3年が長いのか短いのか。ともかく、中島らもという人がこの世にいないという事実には、私ももう慣れています。
彼が階段から落ちて亡くなったと聞いたとき、彼の著作に親しんできた人たちは、それは事故ではなく自殺ではないか?と疑ったのではないでしょうか。少なくとも僕はそう思いました。
中島らもさんは、子供の頃は灘中学の試験に一桁台の順番で合格するほどの秀才でした。その後も高校一年ごろまでは灘高で中盤あたりの成績に踏ん張っていたそうです。
それが、学園紛争で学校の授業が中断したり、服装や髪型についての規制が自由になったりしたことがきっかけで、一気に勉強する気が失せたと著書の中で語っていました。
彼の自伝的エッセイを読むと、10代後半から20代に非常に苦しみに苛まれていたことが分かります。親に対して、社会に対して、そして周りの友人たちに対しても、どこか激しい怒りを感じていたように思います。のではないでしょうか。そのような感情が、外面的にはアルコール中毒という形で表れたのでしょう。

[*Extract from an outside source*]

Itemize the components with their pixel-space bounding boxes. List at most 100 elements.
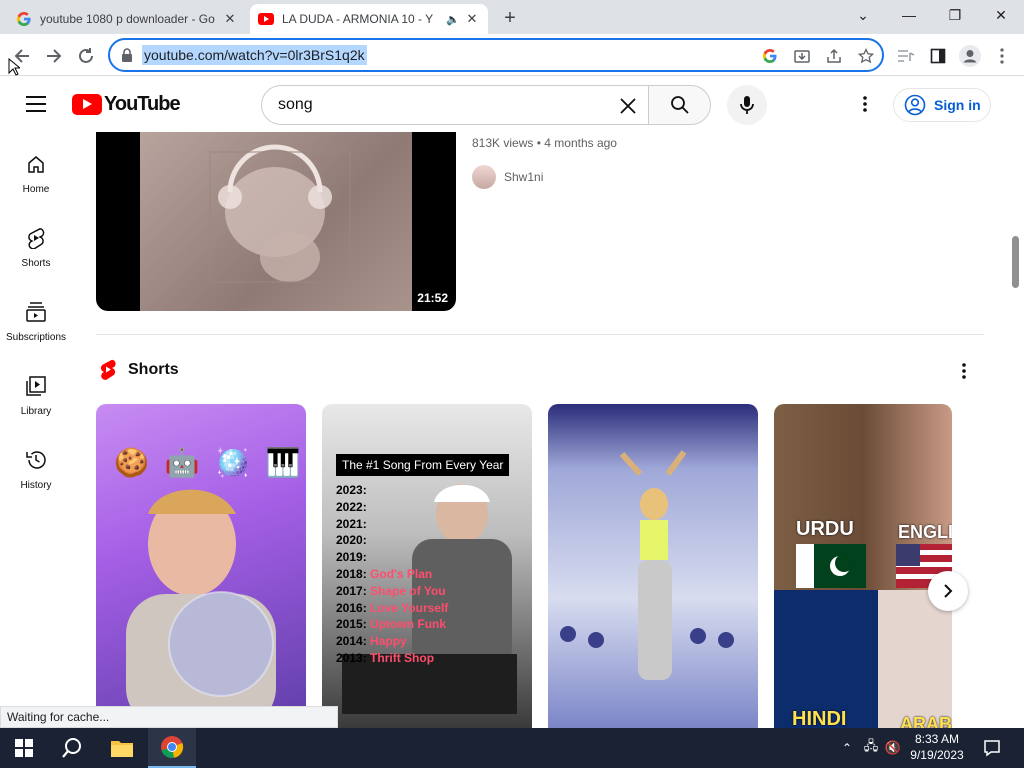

彼がエッセイストとして知られるようになったのは、30代になってからです。そのときのエッセイを読むと、波乱に満ちた10代から20代を駆け抜け、苦しみをくぐり抜き、30代になって濁った汚れが落ちたような地点に到達した趣を感じます。世の中に馴染めず怒りを感じながらも、もう周りに期待をするのをやめ、自分の人生を歩んでいこうとするような、達観した雰囲気を文章から感じました。どれだけ苦しんでも世の中が変わるわけじゃないのだから、もう笑うしかないじゃないか。そう考える所にまで到達したような感じです。
だから、彼が大麻所持で逮捕されたと聞いたときは、少し驚きました。もうそのように社会に反抗することは諦めたように私は思っていたからです。
ということは、悟りを開いているようなエッセイを書いているときにも、世の中に対する怒りはずっとずっとらもさんの中にくすぶり続けていたということになります。それを長い間ずっと見せないようにしていながら。
このことは、彼の中には決して簡単には消えない社会への怒りがあったのではないかと想像してしまいます。
そう考えると、階段を踏みはずして事故で亡くなったと聞いても、それをそのまま信じることはできないのです。
中島らもさんがいない関西というのは、やはり少し寂しい。